From: Andrea Arcangeli (andrea@suse.de)
Date: Tue Jun 13 2000 - 20:18:41 EST


On Tue, 13 Jun 2000, Rik van Riel wrote:

>> It have to do with the classzone idea, because you shouldn't
>> even try to repeat the loop because you should notice that the
>> ZONE_NORMAL _classzone_ is not under the watermark because you
>> succeeded freeing the cache from the ZONE_DMA.
>
>You're playing with words here. If the cache was allocated before
>the mlock()ed memory, classzone would loop forever on trying to
>free memory from the DMA zone. There is no fundamental difference
>in the manifestation of the bug on either classzone or the normal
>VM.

There's a _lot_ of difference: in your scenario the dma zone is in empty
and the next allocation GFP_DMA will fail. So it's right and necessary to
loop in kswapd because we are really low on memory on such zone (the dma
zone)!

In the scenario that I raised previously where the stock kernel loops
forever (so first mlocked in normal zone and then cache in dma zone) the
recycling will _succeed_ and there's no reason to keep looping in kswapd
trying to free the normal zone because the next allocation will succeed
without any problem. Do you see the difference?

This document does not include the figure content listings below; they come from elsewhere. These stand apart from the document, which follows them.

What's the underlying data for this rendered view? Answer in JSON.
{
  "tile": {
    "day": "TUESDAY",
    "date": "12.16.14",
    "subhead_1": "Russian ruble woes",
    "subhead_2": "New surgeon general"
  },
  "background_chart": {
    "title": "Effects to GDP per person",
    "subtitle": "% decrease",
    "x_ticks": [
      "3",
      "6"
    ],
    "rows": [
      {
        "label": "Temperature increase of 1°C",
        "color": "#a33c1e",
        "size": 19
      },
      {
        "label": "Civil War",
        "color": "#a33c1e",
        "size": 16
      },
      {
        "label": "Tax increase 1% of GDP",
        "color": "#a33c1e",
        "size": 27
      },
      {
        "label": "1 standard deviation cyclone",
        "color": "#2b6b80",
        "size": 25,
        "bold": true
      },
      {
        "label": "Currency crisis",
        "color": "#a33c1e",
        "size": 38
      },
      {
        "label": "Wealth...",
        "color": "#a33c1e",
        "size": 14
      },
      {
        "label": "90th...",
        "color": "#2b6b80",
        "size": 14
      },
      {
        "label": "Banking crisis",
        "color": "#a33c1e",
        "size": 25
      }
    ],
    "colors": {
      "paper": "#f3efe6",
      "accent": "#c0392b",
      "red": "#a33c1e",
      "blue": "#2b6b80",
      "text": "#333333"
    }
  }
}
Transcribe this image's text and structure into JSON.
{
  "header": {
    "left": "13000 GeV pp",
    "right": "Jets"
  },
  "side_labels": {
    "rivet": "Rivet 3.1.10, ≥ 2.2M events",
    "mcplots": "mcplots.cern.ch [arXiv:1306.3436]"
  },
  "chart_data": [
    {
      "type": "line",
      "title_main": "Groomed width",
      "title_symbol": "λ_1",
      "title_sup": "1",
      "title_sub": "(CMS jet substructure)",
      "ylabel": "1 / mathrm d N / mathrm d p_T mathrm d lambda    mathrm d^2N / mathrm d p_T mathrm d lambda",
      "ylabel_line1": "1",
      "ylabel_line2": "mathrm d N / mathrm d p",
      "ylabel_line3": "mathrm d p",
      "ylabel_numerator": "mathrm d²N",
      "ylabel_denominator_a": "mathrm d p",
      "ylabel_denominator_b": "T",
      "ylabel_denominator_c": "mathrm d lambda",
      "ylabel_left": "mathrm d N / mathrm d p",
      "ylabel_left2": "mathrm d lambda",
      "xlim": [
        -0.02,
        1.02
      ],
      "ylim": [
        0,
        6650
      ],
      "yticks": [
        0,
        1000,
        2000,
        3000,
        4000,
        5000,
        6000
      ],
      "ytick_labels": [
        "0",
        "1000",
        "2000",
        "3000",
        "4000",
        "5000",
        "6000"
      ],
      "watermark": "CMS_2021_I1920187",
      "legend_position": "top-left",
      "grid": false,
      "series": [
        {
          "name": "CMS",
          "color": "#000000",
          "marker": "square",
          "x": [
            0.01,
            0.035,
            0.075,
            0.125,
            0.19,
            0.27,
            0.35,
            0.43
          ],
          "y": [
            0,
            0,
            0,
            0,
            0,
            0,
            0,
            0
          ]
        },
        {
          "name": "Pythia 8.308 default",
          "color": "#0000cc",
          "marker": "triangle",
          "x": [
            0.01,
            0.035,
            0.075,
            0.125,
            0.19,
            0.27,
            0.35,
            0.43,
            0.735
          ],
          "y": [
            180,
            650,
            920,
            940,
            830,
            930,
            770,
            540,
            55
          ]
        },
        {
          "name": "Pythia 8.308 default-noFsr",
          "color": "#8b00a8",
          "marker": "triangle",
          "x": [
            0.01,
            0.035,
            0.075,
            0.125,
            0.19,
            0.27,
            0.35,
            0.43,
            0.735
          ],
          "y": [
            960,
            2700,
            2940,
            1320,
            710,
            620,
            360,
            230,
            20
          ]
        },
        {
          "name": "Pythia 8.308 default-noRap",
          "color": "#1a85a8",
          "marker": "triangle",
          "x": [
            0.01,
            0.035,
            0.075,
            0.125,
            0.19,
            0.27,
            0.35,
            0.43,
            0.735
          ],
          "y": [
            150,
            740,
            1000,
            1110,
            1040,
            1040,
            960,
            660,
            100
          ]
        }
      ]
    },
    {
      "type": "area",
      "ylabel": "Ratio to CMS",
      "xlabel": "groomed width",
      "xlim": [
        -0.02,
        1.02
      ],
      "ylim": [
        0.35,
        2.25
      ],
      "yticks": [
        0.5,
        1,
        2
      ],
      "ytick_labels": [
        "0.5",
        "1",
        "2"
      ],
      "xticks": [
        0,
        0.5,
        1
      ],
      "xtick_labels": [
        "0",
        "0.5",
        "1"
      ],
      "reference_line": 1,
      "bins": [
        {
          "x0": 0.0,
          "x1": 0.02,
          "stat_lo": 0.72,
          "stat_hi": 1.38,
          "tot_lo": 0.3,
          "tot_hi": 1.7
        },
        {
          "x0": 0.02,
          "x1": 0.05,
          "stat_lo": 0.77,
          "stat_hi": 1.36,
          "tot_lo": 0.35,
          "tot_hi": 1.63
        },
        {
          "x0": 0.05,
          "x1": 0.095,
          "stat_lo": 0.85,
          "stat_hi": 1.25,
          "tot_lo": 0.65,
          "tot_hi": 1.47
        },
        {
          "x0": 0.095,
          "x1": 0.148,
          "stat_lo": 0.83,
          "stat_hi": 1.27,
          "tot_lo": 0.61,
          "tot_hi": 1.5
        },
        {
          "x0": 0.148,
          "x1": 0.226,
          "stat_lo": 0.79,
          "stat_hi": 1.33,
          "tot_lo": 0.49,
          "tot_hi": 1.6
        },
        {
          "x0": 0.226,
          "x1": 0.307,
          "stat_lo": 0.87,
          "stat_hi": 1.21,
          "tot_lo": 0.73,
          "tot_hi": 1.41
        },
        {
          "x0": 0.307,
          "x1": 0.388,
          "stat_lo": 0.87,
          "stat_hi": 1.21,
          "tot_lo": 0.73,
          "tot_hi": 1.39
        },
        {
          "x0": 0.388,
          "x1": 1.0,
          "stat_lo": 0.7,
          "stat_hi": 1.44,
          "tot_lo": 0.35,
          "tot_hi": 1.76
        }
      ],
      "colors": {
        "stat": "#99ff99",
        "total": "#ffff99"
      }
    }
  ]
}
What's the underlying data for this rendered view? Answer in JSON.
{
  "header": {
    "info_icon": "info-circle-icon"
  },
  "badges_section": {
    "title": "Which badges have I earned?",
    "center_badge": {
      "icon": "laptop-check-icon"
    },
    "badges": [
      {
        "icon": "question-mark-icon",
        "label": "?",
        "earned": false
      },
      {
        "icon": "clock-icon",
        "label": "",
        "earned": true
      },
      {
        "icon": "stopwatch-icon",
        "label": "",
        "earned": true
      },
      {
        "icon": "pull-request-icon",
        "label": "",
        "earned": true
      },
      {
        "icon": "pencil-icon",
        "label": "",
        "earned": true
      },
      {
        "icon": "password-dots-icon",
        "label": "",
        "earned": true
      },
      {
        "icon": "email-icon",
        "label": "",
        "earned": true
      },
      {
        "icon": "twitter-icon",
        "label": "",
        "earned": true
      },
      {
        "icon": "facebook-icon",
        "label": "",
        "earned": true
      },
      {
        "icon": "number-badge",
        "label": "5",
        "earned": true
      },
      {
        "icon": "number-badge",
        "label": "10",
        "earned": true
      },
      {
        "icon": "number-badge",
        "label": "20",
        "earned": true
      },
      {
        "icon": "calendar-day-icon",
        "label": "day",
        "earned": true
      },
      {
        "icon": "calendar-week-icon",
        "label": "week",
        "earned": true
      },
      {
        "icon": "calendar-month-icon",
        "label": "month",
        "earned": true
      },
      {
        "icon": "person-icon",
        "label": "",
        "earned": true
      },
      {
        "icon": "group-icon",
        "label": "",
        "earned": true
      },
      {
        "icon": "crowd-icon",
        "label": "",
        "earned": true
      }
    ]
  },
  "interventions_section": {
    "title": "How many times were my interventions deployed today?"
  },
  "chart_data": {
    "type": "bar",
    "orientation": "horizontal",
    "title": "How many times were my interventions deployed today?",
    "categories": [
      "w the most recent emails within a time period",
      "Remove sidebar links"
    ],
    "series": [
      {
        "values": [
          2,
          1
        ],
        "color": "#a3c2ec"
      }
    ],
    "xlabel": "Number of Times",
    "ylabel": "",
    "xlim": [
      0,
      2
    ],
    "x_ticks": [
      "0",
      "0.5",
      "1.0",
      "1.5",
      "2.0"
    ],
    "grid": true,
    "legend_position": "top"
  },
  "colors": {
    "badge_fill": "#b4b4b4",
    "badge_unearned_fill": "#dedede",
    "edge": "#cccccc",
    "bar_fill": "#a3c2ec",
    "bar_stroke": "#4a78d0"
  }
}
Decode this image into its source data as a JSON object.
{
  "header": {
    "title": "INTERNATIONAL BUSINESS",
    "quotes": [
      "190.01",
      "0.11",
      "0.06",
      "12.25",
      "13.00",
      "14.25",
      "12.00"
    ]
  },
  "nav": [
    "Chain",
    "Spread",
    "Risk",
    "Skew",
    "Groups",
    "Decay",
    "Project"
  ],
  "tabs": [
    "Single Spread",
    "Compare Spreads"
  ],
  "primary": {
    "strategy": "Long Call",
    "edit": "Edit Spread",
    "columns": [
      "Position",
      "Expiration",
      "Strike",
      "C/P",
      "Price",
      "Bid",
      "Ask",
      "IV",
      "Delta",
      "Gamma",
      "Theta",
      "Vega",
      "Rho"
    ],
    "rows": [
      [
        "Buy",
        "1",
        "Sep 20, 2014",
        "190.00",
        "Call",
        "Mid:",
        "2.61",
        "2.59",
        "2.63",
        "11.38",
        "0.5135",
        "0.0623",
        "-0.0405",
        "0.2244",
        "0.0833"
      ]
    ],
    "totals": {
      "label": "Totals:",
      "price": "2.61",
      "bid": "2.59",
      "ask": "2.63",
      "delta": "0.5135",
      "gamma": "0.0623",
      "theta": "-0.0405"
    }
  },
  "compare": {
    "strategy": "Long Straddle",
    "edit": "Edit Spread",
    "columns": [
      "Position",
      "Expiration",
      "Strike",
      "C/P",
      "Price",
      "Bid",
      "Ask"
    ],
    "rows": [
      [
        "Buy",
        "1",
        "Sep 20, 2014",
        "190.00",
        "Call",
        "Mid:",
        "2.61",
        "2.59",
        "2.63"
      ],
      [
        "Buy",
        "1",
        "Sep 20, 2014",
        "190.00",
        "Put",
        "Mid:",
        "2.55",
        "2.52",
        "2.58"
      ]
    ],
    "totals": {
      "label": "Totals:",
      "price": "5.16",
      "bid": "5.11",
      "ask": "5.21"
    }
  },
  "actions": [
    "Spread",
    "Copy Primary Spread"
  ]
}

>and we can support all corner cases of usage well without it. In
>fact, as I demonstrated above, even your own contorted example will
>hang classzone if I only switch the order in which the allocations
>happen...

It won't hang, but kswapd will eat CPU and that's right in your case. The
difference that you can't see is that in the second scenario where the
classzone would spend CPU in kswapd the CPU is spent for a purpose that
have a sense. In the first scenario where classzone wouldn't any spend
CPU, the CPU in kswapd would infact be _wasted_.